Many of the works in “Soft Water Hard Stone” are concerned with the reappropriation of materials, removing them from their usual contexts in order to cast their properties in new light. In her large installation HOLDINGS (2020–ongoing), near the exhibition’s opening, Nadia Belerique reimagines the long journey taken by large white shipping containers across the Atlantic Ocean, between the Azores and Toronto. Rather than carrying supplies back to family members in the Portuguese islands, the barrels here become self-contained vessels, personal time capsules offering windows into private worlds. Belerique creates a kaleidoscopic internal landscape, each barrel holding domestic paraphernalia—rubber gloves, photographs, small chairs—viewable from both sides through portholes. Some are ornately decorated, further distancing them from the containers’ original purpose—like screens separating disparate realities.
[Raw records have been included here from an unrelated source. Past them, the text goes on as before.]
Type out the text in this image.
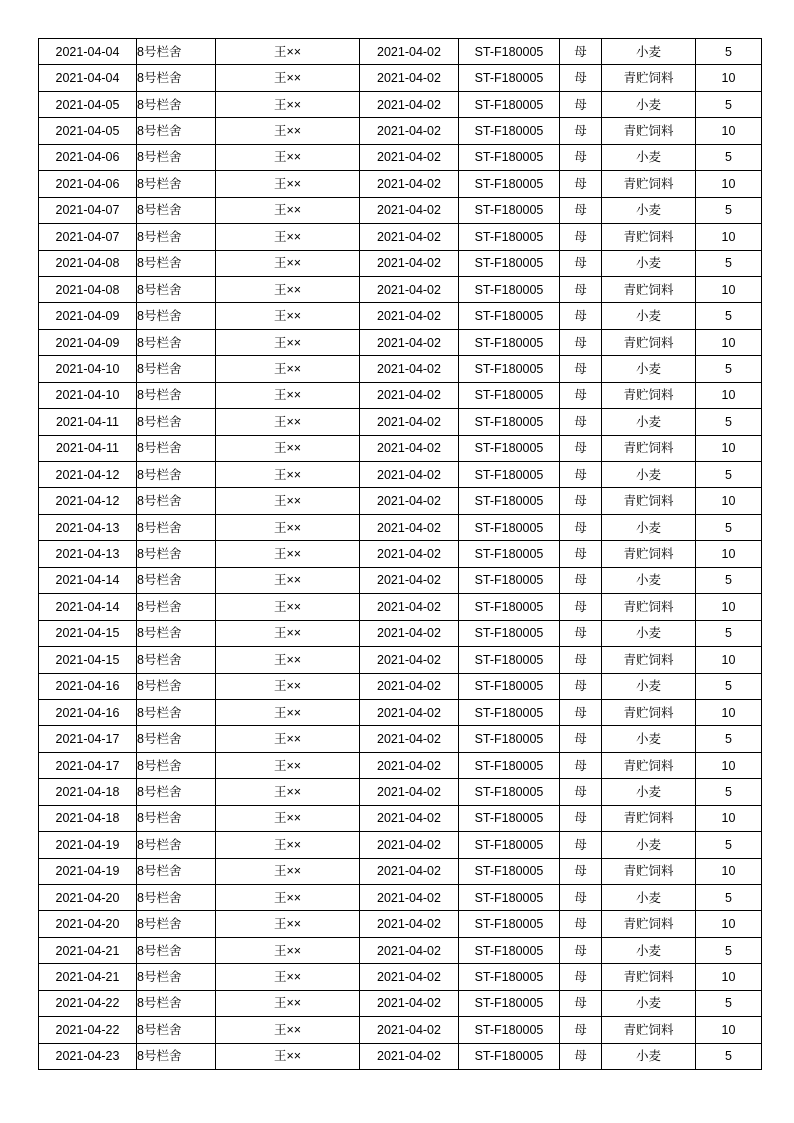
2021-04-04	8号栏舍	王××	2021-04-02	ST-F180005	母	小麦	5
2021-04-04	8号栏舍	王××	2021-04-02	ST-F180005	母	青贮饲料	10
2021-04-05	8号栏舍	王××	2021-04-02	ST-F180005	母	小麦	5
2021-04-05	8号栏舍	王××	2021-04-02	ST-F180005	母	青贮饲料	10
2021-04-06	8号栏舍	王××	2021-04-02	ST-F180005	母	小麦	5
2021-04-06	8号栏舍	王××	2021-04-02	ST-F180005	母	青贮饲料	10
2021-04-07	8号栏舍	王××	2021-04-02	ST-F180005	母	小麦	5
2021-04-07	8号栏舍	王××	2021-04-02	ST-F180005	母	青贮饲料	10
2021-04-08	8号栏舍	王××	2021-04-02	ST-F180005	母	小麦	5
2021-04-08	8号栏舍	王××	2021-04-02	ST-F180005	母	青贮饲料	10
2021-04-09	8号栏舍	王××	2021-04-02	ST-F180005	母	小麦	5
2021-04-09	8号栏舍	王××	2021-04-02	ST-F180005	母	青贮饲料	10
2021-04-10	8号栏舍	王××	2021-04-02	ST-F180005	母	小麦	5
2021-04-10	8号栏舍	王××	2021-04-02	ST-F180005	母	青贮饲料	10
2021-04-11	8号栏舍	王××	2021-04-02	ST-F180005	母	小麦	5
2021-04-11	8号栏舍	王××	2021-04-02	ST-F180005	母	青贮饲料	10
2021-04-12	8号栏舍	王××	2021-04-02	ST-F180005	母	小麦	5
2021-04-12	8号栏舍	王××	2021-04-02	ST-F180005	母	青贮饲料	10
2021-04-13	8号栏舍	王××	2021-04-02	ST-F180005	母	小麦	5
2021-04-13	8号栏舍	王××	2021-04-02	ST-F180005	母	青贮饲料	10
2021-04-14	8号栏舍	王××	2021-04-02	ST-F180005	母	小麦	5
2021-04-14	8号栏舍	王××	2021-04-02	ST-F180005	母	青贮饲料	10
2021-04-15	8号栏舍	王××	2021-04-02	ST-F180005	母	小麦	5
2021-04-15	8号栏舍	王××	2021-04-02	ST-F180005	母	青贮饲料	10
2021-04-16	8号栏舍	王××	2021-04-02	ST-F180005	母	小麦	5
2021-04-16	8号栏舍	王××	2021-04-02	ST-F180005	母	青贮饲料	10
2021-04-17	8号栏舍	王××	2021-04-02	ST-F180005	母	小麦	5
2021-04-17	8号栏舍	王××	2021-04-02	ST-F180005	母	青贮饲料	10
2021-04-18	8号栏舍	王××	2021-04-02	ST-F180005	母	小麦	5
2021-04-18	8号栏舍	王××	2021-04-02	ST-F180005	母	青贮饲料	10
2021-04-19	8号栏舍	王××	2021-04-02	ST-F180005	母	小麦	5
2021-04-19	8号栏舍	王××	2021-04-02	ST-F180005	母	青贮饲料	10
2021-04-20	8号栏舍	王××	2021-04-02	ST-F180005	母	小麦	5
2021-04-20	8号栏舍	王××	2021-04-02	ST-F180005	母	青贮饲料	10
2021-04-21	8号栏舍	王××	2021-04-02	ST-F180005	母	小麦	5
2021-04-21	8号栏舍	王××	2021-04-02	ST-F180005	母	青贮饲料	10
2021-04-22	8号栏舍	王××	2021-04-02	ST-F180005	母	小麦	5
2021-04-22	8号栏舍	王××	2021-04-02	ST-F180005	母	青贮饲料	10
2021-04-23	8号栏舍	王××	2021-04-02	ST-F180005	母	小麦	5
Likewise, by combining the personal and the industrial, Ima-Abasi Okon repurposes objects in a gesture of understated humor. In Put Something in the Air: The E-s-s-e-n-t-i-a-l Mahalia Jackson Blowing Up DJ Pollie Pop’s Chopped and Screwed Rendition of Wagner’s Ride of the Valkyries —Military-Entertainment Complex Dub [Jericho Speak Life!]*(Free of Legacy)* (2017) knee-high brass air vents, that appear to be part of the museum’s ventilation system, are embellished with the artist’s jewelry, suddenly shifting their function within the space. The lavishness of this minor addition is enhanced by the lush mahogany varnish coating the panel that shimmers above the vents. Jeneen Frei Njootli’s intervention in Fighting for the title not to be pending (2020) shares the same subtlety; the artist disperses their body weight in colored beads, scattered throughout the whole museum space. At times these tiny particles gather in conspicuous piles; elsewhere they appear discreetly in cracks and gaps, capturing the simultaneous presence and absence that shapes the reality of Indigenous peoples in the face of ongoing violence and displacement.
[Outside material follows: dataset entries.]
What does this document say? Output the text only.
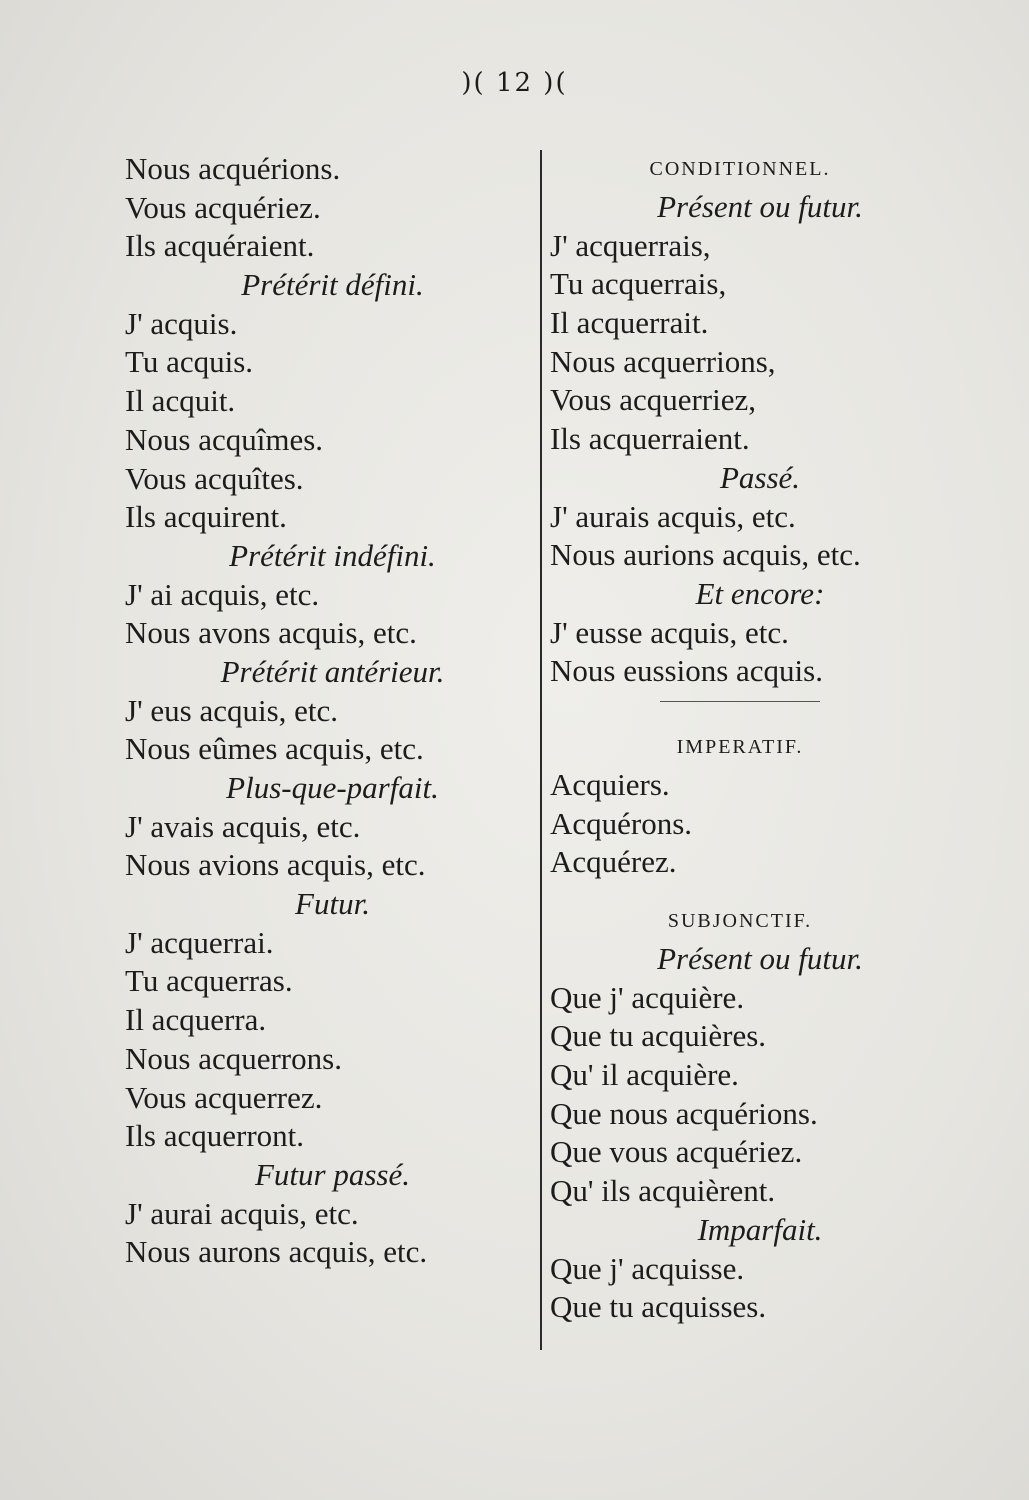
)( 12 )(
Nous acquérions.
Vous acquériez.
Ils acquéraient.
Prétérit défini.
J' acquis.
Tu acquis.
Il acquit.
Nous acquîmes.
Vous acquîtes.
Ils acquirent.
Prétérit indéfini.
J' ai acquis, etc.
Nous avons acquis, etc.
Prétérit antérieur.
J' eus acquis, etc.
Nous eûmes acquis, etc.
Plus-que-parfait.
J' avais acquis, etc.
Nous avions acquis, etc.
Futur.
J' acquerrai.
Tu acquerras.
Il acquerra.
Nous acquerrons.
Vous acquerrez.
Ils acquerront.
Futur passé.
J' aurai acquis, etc.
Nous aurons acquis, etc.
CONDITIONNEL.
Présent ou futur.
J' acquerrais,
Tu acquerrais,
Il acquerrait.
Nous acquerrions,
Vous acquerriez,
Ils acquerraient.
Passé.
J' aurais acquis, etc.
Nous aurions acquis, etc.
Et encore:
J' eusse acquis, etc.
Nous eussions acquis.
IMPERATIF.
Acquiers.
Acquérons.
Acquérez.
SUBJONCTIF.
Présent ou futur.
Que j' acquière.
Que tu acquières.
Qu' il acquière.
Que nous acquérions.
Que vous acquériez.
Qu' ils acquièrent.
Imparfait.
Que j' acquisse.
Que tu acquisses.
The futility of labor is captured in Gabriela Mureb’s Machine #3: belt (small) (2013/2021). Enclaved in a nook between two of the show’s three floors, the frantic whirling of a belt mounted around two metal pulleys is relentless and yet without effect, producing nothing more than an uninterrupted humming. Upstairs, Iris Touliatou attempts to ignite final sparks in the almost-defunct florescent light fixtures foraged from abandoned offices in Athens. Arranged in two large minimalist squares on the wall, the light bulbs in Untitled (Still Not Over You)(2021) flicker on and off randomly as they move towards their inevitable expiration. Rather than try to extend the life of these forms by replacing their bulbs, Touliatou accepts their unpredictable end: they may well die during the course of the show. There is something both hopeful and hopeless in this act of resuscitation; a labor of love in an effort to short-circuit the collapse of a system. In the latest instalment of her ongoing participatory drawings Class Drawing (2014–present), Clara Ianni brings a critique of labor conditions to the host institution. The site-specific Labor Drawing (New Museum) (2021) maps the routes taken by all employees from home to their shared workplace. The framed graphs quietly plot the class inequalities inherent in how one transverses the city, a critique that is especially pertinent given the ongoing accusations of exploitative working conditions that contradict the museum’s stated commitments to social justice.